China Explores Its Monetary Easing Toolkit
The People’s Bank of China (PBoC) has flooded China’s financial system with record amounts of cash this past week to pre-empt the annual liquidity crunch ahead of the Lunar New Year in early February. The central bank is cautiously refraining from cutting interest rates or the reserve requirement ratio (RRR), as it fears that the traditional monetary easing tools may send the already weakening renminbi down even further.
The People’s Bank of China (PBoC) pumped a net RMB 690 billion into China’s banking system this past week through open market operations, marking the largest single-week injection on record. The move brought the net cash injections this month to RMB 1.9 trillion, including RMB 1.235 trillion via reverse purchase agreements (repos) and RMB 612.5 billion through medium-term loans.
While the usual auction windows are on Tuesday and Thursday, the monetary authority pledges to increase the frequency of its cash injections to a daily basis between January 29th and February 19th, except during the weeklong Lunar New Year holiday that begins on February 7th.
The central bank’s aggressive cash injections came to pre-empt the annual, holiday-induced liquidity squeeze around the Lunar New Year. Cash demand typically spikes ahead of the most celebrated holiday in China, when people traditionally travel, dine out more and exchange cash and gifts. But in addition to seasonal factors, the central bank faces unusual challenges this year as it battles the gigantic capital outflows that risk draining much-needed liquidity out of the economy. China’s estimated 2015 total capital outflows reached USD 1 trillion, according to Bloomberg.
The slowing Chinese economy and the bias towards overseas investments are at the root of the country’s capital flight problem. But speculation of continuing renminbi devaluation, compounded by the Federal Reserve rate hike in December, drives even more funds out of the world’s second largest economy.
The PBoC now finds itself facing conflicting goals: while the central bank strives to maintain renminbi stability and prevent the currency from weakening further, it must keep cash flowing in the financial system to avoid liquidity shortage.
Fearing that system-wide easing measures would send too strong a signal to the market and put unwanted downward pressures on the renminbi, the PBoC is shying away from the traditional monetary easing tools of interest rates and RRR cuts. Leaked minutes from a PBoC meeting on January 19th with commercial lenders reveal the central bank’s reluctance to conduct across-the-board easing.
“Currently, we need to put a high emphasis on maintaining the renminbi’s stability when managing liquidity,” Zhang Xiaohui, an assistant central bank governor, said at the meeting.
Though the PBoC traditionally releases extra money during the holiday season to prevent cash machines from drying up, its cash injections this year is notable for their sheer scale and the monetary authority’s circumspection. The recent rounds of cash injections are the central bank’s latest attempts to explore alternative instruments for monetary easing.

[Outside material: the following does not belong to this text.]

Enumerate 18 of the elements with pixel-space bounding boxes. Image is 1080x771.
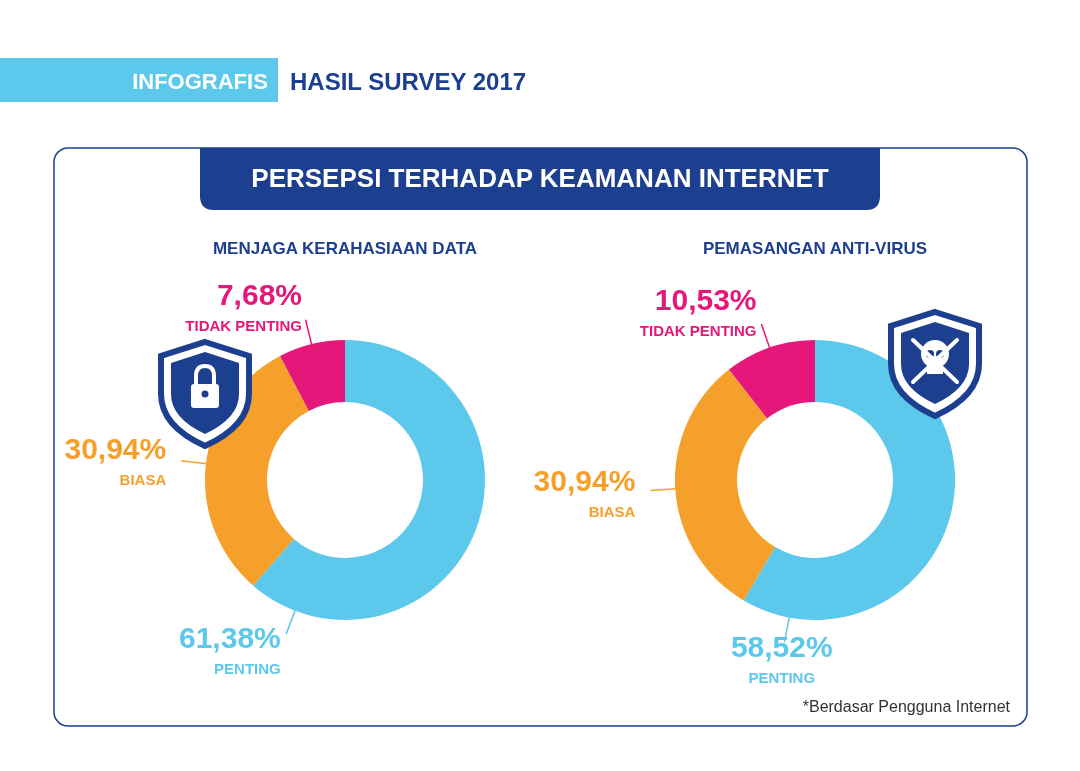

Compared with interest rates and RRR cuts, open-market operations and medium-term lending are more flexible tools to increase money supply in the economy. Whereas interest rates and RRR cuts are rigid and permanent unless the central bank reverses its rulings, cash supplied through reverse repos and its medium-term lending facility is temporary and will disappear from the financial system after their expiration dates.
Moving forward, the PBoC faces an unusual dilemma as it strives to stem renminbi devaluation and rapid capital outflows and struggles to keep borrowing costs low and shore up the faltering economy.
Although monetary easing will remain relevant in softening the blow of the slowing economy, China will lean more on fiscal tools to spur growth in 2016 as the weakening renminbi and eye-popping capital flight are tying its hands when it comes to adopting aggressive monetary easing measures. China is likely to further widen its fiscal deficit, as the government turns to tax cuts and government spending to ward off economic headwinds.